Revisiting Privacy by design and default in articles 25 and 32 for the nerds
If there is no material content in GDPR Article 25, then there is no legal basis for the data controller to consider the technologies that only support data protection through design. However, that does not support some of the other goals, for example, treatment of safety. Without material content in Article 25, they may not register the protection they should expect from GDPR.
Based on the above diagram, you can find references to data protection through design that has a material content. Cauvokian principles, Borkins PET's and ENISA's architecture and design patterns are some of the material content that may be covered by Article 25.

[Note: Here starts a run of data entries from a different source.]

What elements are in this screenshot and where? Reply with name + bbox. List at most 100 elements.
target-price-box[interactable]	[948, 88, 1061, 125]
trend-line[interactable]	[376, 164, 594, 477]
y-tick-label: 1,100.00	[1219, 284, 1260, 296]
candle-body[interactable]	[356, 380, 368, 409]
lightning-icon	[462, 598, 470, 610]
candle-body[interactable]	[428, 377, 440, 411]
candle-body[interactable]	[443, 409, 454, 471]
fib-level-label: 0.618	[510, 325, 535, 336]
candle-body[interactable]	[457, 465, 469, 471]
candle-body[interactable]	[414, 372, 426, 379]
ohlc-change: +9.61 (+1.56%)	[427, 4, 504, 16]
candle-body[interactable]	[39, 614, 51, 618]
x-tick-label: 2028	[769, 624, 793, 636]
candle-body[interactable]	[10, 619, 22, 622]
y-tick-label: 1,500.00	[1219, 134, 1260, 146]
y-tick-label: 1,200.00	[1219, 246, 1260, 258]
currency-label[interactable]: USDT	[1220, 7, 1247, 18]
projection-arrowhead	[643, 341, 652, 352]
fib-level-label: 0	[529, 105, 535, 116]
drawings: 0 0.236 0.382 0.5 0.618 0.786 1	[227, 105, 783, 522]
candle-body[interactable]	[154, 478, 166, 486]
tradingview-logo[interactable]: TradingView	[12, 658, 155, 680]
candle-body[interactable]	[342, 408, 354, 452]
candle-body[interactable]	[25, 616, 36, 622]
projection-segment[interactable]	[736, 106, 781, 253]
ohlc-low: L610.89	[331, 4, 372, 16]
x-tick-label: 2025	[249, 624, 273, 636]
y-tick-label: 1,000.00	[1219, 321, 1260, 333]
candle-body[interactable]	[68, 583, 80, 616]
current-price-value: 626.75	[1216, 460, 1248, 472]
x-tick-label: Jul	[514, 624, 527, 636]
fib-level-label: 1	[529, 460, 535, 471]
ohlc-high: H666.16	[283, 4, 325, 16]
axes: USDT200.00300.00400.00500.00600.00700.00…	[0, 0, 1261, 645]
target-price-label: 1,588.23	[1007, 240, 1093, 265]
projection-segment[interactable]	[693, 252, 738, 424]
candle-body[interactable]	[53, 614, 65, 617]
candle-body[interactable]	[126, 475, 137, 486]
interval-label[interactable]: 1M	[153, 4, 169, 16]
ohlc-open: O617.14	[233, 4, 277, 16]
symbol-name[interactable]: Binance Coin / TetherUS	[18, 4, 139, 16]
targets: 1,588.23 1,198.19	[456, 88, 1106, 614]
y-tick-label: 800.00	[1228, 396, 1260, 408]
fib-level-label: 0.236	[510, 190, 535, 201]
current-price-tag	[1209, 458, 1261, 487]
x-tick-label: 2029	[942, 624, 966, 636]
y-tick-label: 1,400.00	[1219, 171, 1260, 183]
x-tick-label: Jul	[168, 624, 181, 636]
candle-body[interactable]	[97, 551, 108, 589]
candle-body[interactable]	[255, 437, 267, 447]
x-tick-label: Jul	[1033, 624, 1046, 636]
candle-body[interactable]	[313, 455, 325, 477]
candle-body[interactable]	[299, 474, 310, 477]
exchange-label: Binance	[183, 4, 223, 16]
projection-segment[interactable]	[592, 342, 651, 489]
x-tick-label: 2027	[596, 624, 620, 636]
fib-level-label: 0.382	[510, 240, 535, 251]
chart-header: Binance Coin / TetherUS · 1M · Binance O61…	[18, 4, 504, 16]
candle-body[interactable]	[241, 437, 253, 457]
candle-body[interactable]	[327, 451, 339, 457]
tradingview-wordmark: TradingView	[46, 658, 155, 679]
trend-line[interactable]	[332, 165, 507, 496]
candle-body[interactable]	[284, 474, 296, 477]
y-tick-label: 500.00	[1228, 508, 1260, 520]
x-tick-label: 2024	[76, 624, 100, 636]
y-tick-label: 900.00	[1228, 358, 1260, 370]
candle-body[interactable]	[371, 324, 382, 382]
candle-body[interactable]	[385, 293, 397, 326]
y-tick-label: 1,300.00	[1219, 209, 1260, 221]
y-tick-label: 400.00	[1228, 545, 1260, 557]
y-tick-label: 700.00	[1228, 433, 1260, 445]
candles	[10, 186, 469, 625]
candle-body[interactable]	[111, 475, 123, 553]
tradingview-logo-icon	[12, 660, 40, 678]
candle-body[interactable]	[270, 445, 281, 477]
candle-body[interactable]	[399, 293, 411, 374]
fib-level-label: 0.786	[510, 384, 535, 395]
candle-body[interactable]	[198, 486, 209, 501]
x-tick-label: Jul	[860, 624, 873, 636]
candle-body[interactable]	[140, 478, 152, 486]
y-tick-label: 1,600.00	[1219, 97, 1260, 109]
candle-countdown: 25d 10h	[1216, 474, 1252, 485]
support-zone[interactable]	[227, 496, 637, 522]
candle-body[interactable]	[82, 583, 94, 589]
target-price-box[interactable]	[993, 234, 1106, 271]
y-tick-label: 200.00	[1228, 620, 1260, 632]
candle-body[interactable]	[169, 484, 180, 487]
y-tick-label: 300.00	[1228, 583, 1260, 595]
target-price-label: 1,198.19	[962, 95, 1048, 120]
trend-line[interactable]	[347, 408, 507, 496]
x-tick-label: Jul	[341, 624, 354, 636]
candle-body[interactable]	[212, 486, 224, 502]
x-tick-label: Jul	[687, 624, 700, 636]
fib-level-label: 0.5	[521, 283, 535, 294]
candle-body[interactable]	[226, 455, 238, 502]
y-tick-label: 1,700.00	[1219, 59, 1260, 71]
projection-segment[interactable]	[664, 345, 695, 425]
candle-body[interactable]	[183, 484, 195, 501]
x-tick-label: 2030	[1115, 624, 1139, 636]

However, the transition to a risky approach to the data security clause in Article 32, specific material content ceases in the form of safety notice. That does not mean that anybody is asking whether Article 32 does not have in the future any material content because you are used to it through practice and case law.
Article 25 should be understood in the same way as Article 32: Data controller must make an accurate assessment and choose from its wide range of technologies and methods available. Further the data controller must implement them as measures to support security and a design that protects the registered warranties, rights and freedoms based on the entire GDPR regulation.
Therefore, there is also an independent substantive content in Article 25, and Article 25 sets a separate and independent requirement for data controllers.
In other words data privacy by design confirms that privacy is built into products, services, application, business and technical processes. Data privacy by default then protects the data subjects fundamental rights and freedom to protection of the personal data.
Based on the above Implementing data privacy by design and default guarantees that:
- Personal data necessary for a specific purpose is collected
- Data relevant to the original data collection purpose can be processed
- Data that is no longer needed is deleted.
- Data subject can opt in or opt out of any site, collection, storage, processing, or deletion of their personal data.